Sonra kan bağım olan o insanlar mı bir şey demişti diye düşündüm. Hemen o fikri de eledim. Kutay asla irtibata müsade etmemişti. Ne benim ne de Mercan'ın. Bana ulaşamayıp onun vasıtasıyla canımı sıkarlar diye gözümün önünde kızın telefonunu ele geçieip engellemişti Doğan abinin ve Süha beyin numarasını.

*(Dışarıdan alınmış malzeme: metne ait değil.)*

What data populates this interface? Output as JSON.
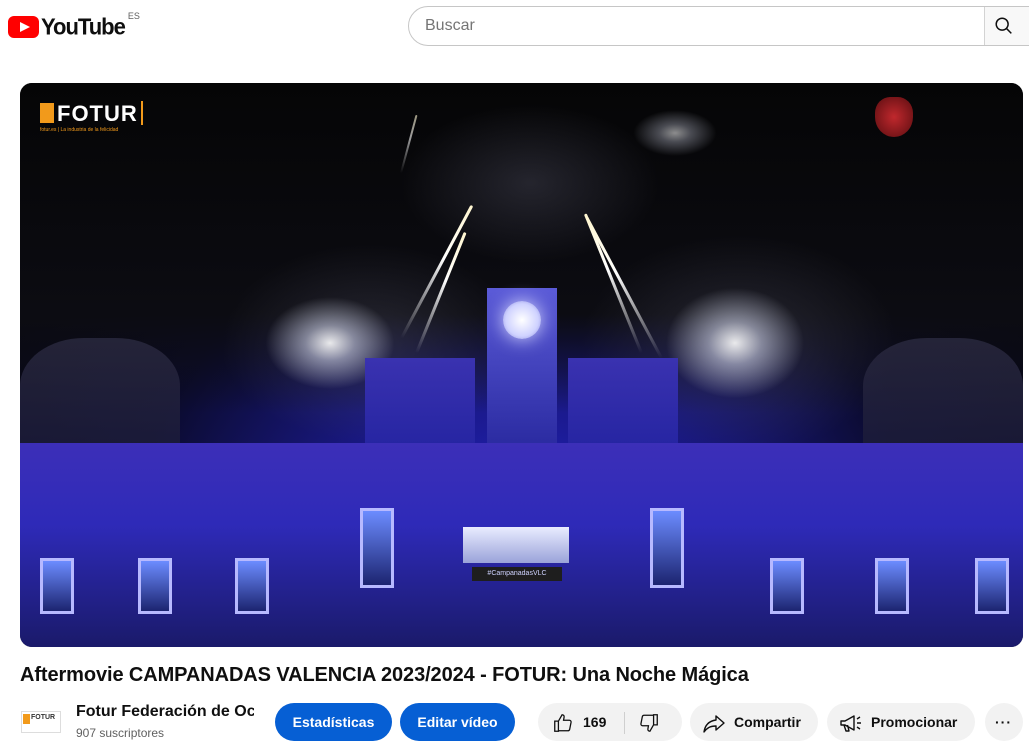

"Çiçeğim deme Mercan. Neyse derdin söyeleyeceksin. Kafamın içinde kurduklarımı bilsen aklın şaşar. Bu karmaşadan kurtar beni kardeşim." Sona doğru kısılan sesim ve dolan gözlerim ile oskarlık bir oyunculuk sergiledim. O böyle karşımda çaresiz kalıp kıvrandıkça üzülüyordum ama banada yazıktı yahu.
"He kardeşim. Söyle birtanem."
"Mercan sen benim canımsın. Ben sana nasıl küserim."
"Çiçek ben bir bok yedim." Ee dercesine kafamı salladığımda ellerini yüzüne kapatıp bombayı kucağıma bıraktı.